The discovery was made using the MagAO-X adaptive optics system in Chile and detailed in The Astrophysical Journal Letters.
For the first time, astronomers have detected a young planet actively growing inside a cleared gap in a star's protoplanetary disk -- a landmark discovery that confirms long-held theories about how planets shape their early environments.
The finding, led by University of Arizona astronomer Laird Close and Leiden Observatory graduate student Richelle van Capelleveen, identifies a planet called WISPIT 2b forming around a sun-like star about 500 light-years away. Their results were published this week in The Astrophysical Journal Letters.
The backstory:
For decades, astronomers have seen striking ring-and-gap patterns in the disks of dust and gas surrounding young stars. These gaps appeared to be carved out by developing planets, yet direct evidence of a planet inside a disk gap had never been found.

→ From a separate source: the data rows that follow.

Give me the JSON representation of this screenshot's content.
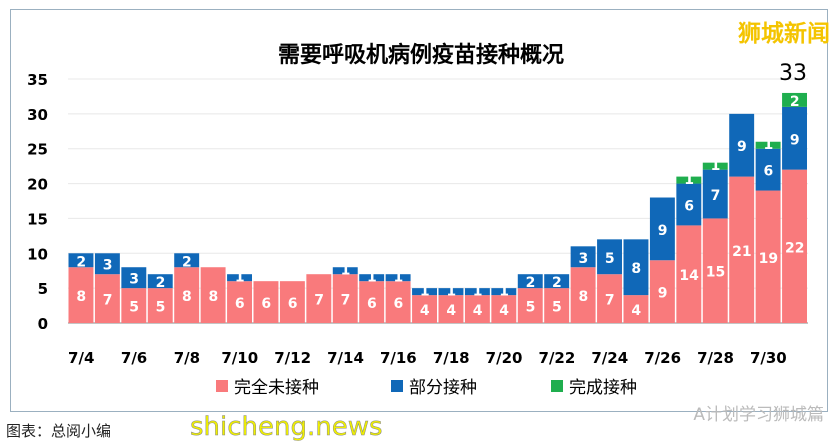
{
  "brand": "狮城新闻",
  "watermark": "shicheng.news",
  "footer": "图表：总阅小编",
  "wechat": "A计划学习狮城篇",
  "colors": {
    "unvaccinated": "#f97a7c",
    "partial": "#1068b8",
    "full": "#1fae4e"
  },
  "chart_data": {
    "type": "bar",
    "stacked": true,
    "title": "需要呼吸机病例疫苗接种概况",
    "categories": [
      "7/4",
      "7/5",
      "7/6",
      "7/7",
      "7/8",
      "7/9",
      "7/10",
      "7/11",
      "7/12",
      "7/13",
      "7/14",
      "7/15",
      "7/16",
      "7/17",
      "7/18",
      "7/19",
      "7/20",
      "7/21",
      "7/22",
      "7/23",
      "7/24",
      "7/25",
      "7/26",
      "7/27",
      "7/28",
      "7/29",
      "7/30",
      "7/31"
    ],
    "tick_labels": [
      "7/4",
      "7/6",
      "7/8",
      "7/10",
      "7/12",
      "7/14",
      "7/16",
      "7/18",
      "7/20",
      "7/22",
      "7/24",
      "7/26",
      "7/28",
      "7/30"
    ],
    "series": [
      {
        "name": "完全未接种",
        "values": [
          8,
          7,
          5,
          5,
          8,
          8,
          6,
          6,
          6,
          7,
          7,
          6,
          6,
          4,
          4,
          4,
          4,
          5,
          5,
          8,
          7,
          4,
          9,
          14,
          15,
          21,
          19,
          22
        ]
      },
      {
        "name": "部分接种",
        "values": [
          2,
          3,
          3,
          2,
          2,
          0,
          1,
          0,
          0,
          0,
          1,
          1,
          1,
          1,
          1,
          1,
          1,
          2,
          2,
          3,
          5,
          8,
          9,
          6,
          7,
          9,
          6,
          9
        ]
      },
      {
        "name": "完成接种",
        "values": [
          0,
          0,
          0,
          0,
          0,
          0,
          0,
          0,
          0,
          0,
          0,
          0,
          0,
          0,
          0,
          0,
          0,
          0,
          0,
          0,
          0,
          0,
          0,
          1,
          1,
          0,
          1,
          2
        ]
      }
    ],
    "annotation": "33",
    "yticks": [
      0,
      5,
      10,
      15,
      20,
      25,
      30,
      35
    ],
    "ylim": [
      0,
      35
    ],
    "grid": true,
    "legend": "bottom"
  }
}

"Dozens of theory papers have been written about these observed disk gaps being caused by protoplanets, but no one's ever found a definitive one until today," Close said in a statement. "Many have doubted that protoplanets can make these gaps, but now we know that in fact, they can."
Using the MagAO-X extreme adaptive optics system on the Magellan Telescope in Chile, Close's team detected the faint light of hydrogen gas falling onto WISPIT 2b as it continued to grow. The team also observed a second planet candidate, known as CC1, orbiting closer to the star.
MagAO-X, developed by University of Arizona astronomers, is designed to correct for atmospheric turbulence, giving telescopes sharper resolution and the ability to distinguish faint objects from nearby starlight.
The outer planet, WISPIT 2b, is estimated to be about five times the mass of Jupiter and is orbiting at a distance similar to the outer edge of the Kuiper Belt in our solar system. The inner candidate, CC1, appears to be about nine times Jupiter's mass.
About 4.5 billion years ago, our solar system looked much like the WISPIT-2 system does now -- a young star surrounded by a disk of dust and gas, where emerging planets shaped the rings and gaps.
"It's a bit like what our own Jupiter and Saturn would have looked like when they were 5,000 times younger than they are now," said Gabriel Weible, a University of Arizona graduate student who helped measure the planets' masses.
Astronomers say that snapshots like this give them rare insights into how planets -- and eventually solar systems -- form.
What's next:
Van Capelleveen, who co-led a companion study at the University of Galway, said detecting young planets requires catching them at a very narrow window of time before they cool and fade from view.
"To see planets in the fleeting time of their youth, astronomers have to find young disk systems, which are rare," van Capelleveen said. "If the WISPIT-2 system was the age of our solar system and we used the same technology to look at it, we'd see nothing."
Researchers say WISPIT 2b will continue to be monitored in both visible and infrared light as new technology helps astronomers refine their understanding of planet formation.